I fell head over heels in love. I lined my room with posters and pictures. I scribbled devotion all over my record album covers: "I LUV Paul! The Beatles 4-EVER! Long live the Fab Four!"  I got every fan magazine I could get my hands on and stared at each photo as if I could somehow magically make Paul, Ringo, George and John emerge from the pages. I adopted the Twiggy look, bought tights by Mary Quant, and started talking like a Brit: "Cheers mate!" "Watching the telly," and "Where's the loo?" I began corresponding with a pen pal in England, who sadly, never met the Beatles and had nothing of interest to report. 

My best friend and I spent hour upon hour making up stories about how we would meet our favorite Beatle. The circumstances varied in each scenario, me meeting Paul, and she, John, but the outcome was always the same: love at first sight, a kiss, and then happily ever after. She and I saw "A Hard Day's Night" three times at a movie theatre downtown. I was insanely happy to see the four guys actually being real live human beings! Running, sitting, talking! It was all too FAB for words! My friend and I recited lines afterward in our best Liverpudlian accents.

At bedtime I slipped a transistor radio under my pillow so my parents couldn't tell that I was listening late into the night for the latest song.The songs! How could they have been more perfect? From imagining a kiss with Paul, "If I fell in love with you, would you promise to be true?" to slow dancing with a boy at a basement rec room party with Rubber Soul on the record player, "In my life, I loved you more," to doing homework in my room puzzling over "Lucy in the Sky" on the Sgt. Pepper album, and "I am the Walrus" from Magical Mystery Tour. The years of my youth played on accompanied by the White Album and then Abbey Road. In grade twelve, our school's choir director chose ballads like, "Michelle" and "Yesterday" for us to sing. We loved him for it.
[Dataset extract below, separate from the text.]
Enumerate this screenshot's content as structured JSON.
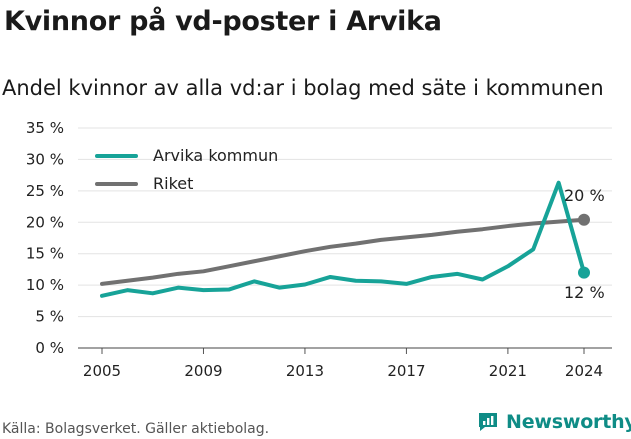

My parents even came around in time and admitted that some of the songs were "very nice," especially when they heard some lame orchestral version of a Beatles melody on their easy-listening radio station. As we know now, those wonderful songs have stood the test of time. 

The final LP, Let it Be, was released in May of 1970. In June of that year, I graduated high school. The soundtrack of my youth was done; like in a film written just for me, the Beatles music had underscored the emotional arc of my teenage storyline.


My generation must certainly be the luckiest ever, of all time, to have been teenagers growing up accompanied by the Beatles —the music, the hair, the clothes, the peace and love sensibilities, all the amazing bands that followed, all the kids we knew who picked up guitars and got drum sets and learned  to make their own music because they were so blown away by the Beatles — it was everything that shaped us. Ron Howard's lovely documentary film just gets it. I hope you see it. If you are my age, I hope it brings back wonderful memories for you. This is OUR story.